Is Foster Care Right for You and Your Family?
Many are wondering what the steps are to becoming a foster parent but, before embarking upon that learning process, you must first determine if foster care is right for you and your family. In fact, the number of foster care children currently in the system is 437,465. These same statistics point out that, this number is an increase of 2.3% and it's experienced an increase annually since 2012.
About the Foster Care System
The problem with these statistics is not only the large number but also the fact that many of the children age out of foster care before having the chance to be adopted. What this means is they’ll become too old for adoption, go out on their own into the world, and fail to develop any meaningful family connections. One out of every four youths throughout the New York City area have an increased chance of spending time in homeless shelters over the next three years.
Should These Numbers Influence Your Family?
No matter if you're thinking about becoming a foster parent or deciding if you should adopt, your family is fulfilling a significant need and helping a child in desperate need of a nurturing, loving, and secure home. For those who are wondering if this is right, here are some questions to help guide them along the way.
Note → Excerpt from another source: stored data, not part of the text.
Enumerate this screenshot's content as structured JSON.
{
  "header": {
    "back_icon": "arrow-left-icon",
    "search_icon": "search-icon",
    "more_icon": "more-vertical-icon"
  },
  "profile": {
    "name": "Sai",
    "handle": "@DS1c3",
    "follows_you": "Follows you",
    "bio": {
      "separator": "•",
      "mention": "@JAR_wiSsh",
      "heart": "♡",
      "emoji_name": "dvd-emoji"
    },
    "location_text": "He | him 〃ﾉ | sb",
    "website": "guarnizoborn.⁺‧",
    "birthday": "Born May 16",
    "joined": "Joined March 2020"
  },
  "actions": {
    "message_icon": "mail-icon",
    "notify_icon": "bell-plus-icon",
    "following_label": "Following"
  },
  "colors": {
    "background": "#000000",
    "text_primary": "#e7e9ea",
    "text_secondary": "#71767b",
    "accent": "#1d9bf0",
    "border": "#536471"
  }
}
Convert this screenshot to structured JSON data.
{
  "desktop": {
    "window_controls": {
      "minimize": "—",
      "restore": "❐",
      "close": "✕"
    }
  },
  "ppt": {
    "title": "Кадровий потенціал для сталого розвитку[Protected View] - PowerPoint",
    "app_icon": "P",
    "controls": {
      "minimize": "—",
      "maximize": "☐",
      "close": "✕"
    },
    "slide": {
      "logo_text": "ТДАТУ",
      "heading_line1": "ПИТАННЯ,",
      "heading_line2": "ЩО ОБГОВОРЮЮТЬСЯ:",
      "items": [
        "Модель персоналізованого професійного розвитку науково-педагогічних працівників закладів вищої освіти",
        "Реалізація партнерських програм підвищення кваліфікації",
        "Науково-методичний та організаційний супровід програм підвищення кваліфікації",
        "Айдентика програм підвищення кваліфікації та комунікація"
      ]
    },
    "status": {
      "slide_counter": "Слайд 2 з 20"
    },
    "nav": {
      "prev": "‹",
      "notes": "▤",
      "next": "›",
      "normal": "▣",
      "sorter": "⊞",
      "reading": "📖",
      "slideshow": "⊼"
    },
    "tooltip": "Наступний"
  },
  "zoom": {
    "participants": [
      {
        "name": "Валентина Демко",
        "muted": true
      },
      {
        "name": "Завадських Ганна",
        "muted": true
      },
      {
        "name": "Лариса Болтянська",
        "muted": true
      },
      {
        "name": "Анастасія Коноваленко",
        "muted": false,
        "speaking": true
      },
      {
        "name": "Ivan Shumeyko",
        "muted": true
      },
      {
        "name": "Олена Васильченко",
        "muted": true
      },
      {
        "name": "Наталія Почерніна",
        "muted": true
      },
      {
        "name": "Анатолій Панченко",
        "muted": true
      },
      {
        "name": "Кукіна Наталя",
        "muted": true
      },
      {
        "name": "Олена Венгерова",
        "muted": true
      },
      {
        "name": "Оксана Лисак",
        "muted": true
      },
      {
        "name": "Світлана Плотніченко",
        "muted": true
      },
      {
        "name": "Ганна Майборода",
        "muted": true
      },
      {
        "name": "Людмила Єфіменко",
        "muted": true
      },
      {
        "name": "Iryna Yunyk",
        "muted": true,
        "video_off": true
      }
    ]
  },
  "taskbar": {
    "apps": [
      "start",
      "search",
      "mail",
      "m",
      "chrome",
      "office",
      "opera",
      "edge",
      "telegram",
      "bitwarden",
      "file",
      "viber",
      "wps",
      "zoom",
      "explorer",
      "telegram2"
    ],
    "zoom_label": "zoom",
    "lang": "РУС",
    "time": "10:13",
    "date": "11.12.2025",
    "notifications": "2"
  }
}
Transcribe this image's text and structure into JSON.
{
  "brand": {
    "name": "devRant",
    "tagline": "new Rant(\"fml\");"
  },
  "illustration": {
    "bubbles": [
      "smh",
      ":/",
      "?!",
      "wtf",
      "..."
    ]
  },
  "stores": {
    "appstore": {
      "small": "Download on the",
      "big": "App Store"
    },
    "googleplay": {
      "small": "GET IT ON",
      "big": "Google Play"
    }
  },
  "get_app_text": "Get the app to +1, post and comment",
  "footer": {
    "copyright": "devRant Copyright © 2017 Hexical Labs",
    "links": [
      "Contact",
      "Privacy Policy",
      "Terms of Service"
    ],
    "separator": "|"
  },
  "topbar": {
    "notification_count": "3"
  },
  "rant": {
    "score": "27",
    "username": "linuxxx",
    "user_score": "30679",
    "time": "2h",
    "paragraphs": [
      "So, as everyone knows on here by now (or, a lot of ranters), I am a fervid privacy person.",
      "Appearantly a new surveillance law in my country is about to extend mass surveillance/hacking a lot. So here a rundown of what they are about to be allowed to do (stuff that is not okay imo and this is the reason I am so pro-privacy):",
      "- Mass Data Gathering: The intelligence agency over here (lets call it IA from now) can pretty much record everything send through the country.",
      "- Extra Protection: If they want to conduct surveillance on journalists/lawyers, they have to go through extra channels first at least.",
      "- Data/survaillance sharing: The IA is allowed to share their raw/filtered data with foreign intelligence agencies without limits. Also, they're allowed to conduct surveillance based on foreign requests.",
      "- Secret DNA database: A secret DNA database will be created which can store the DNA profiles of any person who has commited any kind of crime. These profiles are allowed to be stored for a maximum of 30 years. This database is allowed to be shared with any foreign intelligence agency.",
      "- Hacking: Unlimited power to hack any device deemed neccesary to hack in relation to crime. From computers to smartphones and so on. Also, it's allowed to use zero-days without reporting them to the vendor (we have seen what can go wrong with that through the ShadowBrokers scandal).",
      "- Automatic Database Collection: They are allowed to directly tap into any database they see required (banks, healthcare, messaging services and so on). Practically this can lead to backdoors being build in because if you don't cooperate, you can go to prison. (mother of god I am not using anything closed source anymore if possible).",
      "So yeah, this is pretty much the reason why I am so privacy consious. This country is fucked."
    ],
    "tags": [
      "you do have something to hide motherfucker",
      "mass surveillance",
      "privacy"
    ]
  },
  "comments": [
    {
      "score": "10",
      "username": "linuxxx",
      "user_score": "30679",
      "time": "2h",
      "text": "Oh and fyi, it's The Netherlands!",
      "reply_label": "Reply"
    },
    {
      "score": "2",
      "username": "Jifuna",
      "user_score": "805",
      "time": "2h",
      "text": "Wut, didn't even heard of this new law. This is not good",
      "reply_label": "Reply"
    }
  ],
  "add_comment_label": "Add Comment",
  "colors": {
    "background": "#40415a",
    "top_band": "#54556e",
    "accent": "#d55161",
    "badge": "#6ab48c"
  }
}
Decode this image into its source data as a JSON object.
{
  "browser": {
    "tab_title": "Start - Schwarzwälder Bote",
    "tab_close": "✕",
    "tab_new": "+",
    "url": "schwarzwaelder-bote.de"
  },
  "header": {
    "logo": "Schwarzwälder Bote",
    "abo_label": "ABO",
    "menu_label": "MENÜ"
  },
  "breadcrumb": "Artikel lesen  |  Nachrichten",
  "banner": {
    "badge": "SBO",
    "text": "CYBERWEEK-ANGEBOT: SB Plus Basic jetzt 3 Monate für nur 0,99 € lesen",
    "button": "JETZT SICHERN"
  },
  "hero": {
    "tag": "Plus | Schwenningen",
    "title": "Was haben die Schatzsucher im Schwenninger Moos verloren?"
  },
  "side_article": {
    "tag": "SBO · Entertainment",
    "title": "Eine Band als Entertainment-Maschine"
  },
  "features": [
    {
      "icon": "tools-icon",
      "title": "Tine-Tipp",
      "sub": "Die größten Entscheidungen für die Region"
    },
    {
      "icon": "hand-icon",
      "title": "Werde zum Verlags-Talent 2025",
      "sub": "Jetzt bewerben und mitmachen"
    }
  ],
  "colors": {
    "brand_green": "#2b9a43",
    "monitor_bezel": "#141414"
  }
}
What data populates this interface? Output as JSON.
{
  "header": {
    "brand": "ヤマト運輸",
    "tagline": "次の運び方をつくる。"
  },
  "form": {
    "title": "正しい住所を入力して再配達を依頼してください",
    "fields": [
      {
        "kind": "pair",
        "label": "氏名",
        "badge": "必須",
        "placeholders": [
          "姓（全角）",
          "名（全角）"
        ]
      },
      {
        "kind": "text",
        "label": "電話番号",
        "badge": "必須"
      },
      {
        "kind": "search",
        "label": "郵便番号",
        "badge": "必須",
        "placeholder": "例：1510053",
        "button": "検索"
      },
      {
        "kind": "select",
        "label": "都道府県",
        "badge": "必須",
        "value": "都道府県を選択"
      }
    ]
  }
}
Do You Have the Right Foster Care Resources Available?
It isn't necessary to be wealthy to become a foster care parent, but it is essential to have wiggle room in your budget and extra room in your home. Every state has their own privacy rules regarding foster care. For example, fifteen states have a minimum requirement of square footage per foster care child, while eighteen other states place caps on the number of children there are allowed per bedroom. Therefore, when thinking about the laws in your state, consider the best ways you can accommodate the foster children. Remember, when setting up their room or space in another bedroom, helping children feel at home is a top priority of any parent but especially for foster children.
Have I considered Fostering or Adoption More Than the Other?
Federal data indicates that the average age of a child in foster care is eight years old. Therefore, there's a growing need for adoption of youths and teens in the foster care network. However, this doesn't mean those who are foster parents have the requirement to eventually adopt or feel pressured to adopt if it's not right for their family. However, under most circumstances, they'll see older children coming into their homes for care in comparison to toddlers and babies.
Will a Strong Support Network be Available?
One of the most crucial elements of becoming a foster parent is the establishment of a support system. Remember, helping children feel at home is a top priority of any parent but especially for foster children and this is better achieved through the development of a support system. When you have family and friends to talk to or fall back on when life gets difficult, it makes things less of a struggle when issues arise.
Do You Possess the Traits of a Successful Foster Parent?
If you're flexible, good-natured, cheerful, patient, and open-minded, then you're helping ensure the foster child's time in your home is more positive, and that your family's experience is good as well. Under most circumstances, the foster parent's primary goal is to work with the agency to maintain a connection with the child's biological family. In doing so, it will significantly reduce the child's instances of trauma.
Can You Determine How Fostering Will Affect The Family?
Because the development of a loving and stable environment is crucial for foster care, it's essential that you talk to every member of your household regarding this decision. In doing so, you're ensuring everyone is on board and in agreement about why you would like to do this. When integrating a foster child into the home environment, it's critical that they have their own space, privacy, their own toys, and that any time for activities are planned together with both the parents and child’s input.
When people ask other foster parents what they believe is the biggest benefit is when making their decision, many will answer that they've shared something that's bigger than they are with someone else. Under most circumstances, the other children in the household will grow up and look back upon the experiences with appreciation.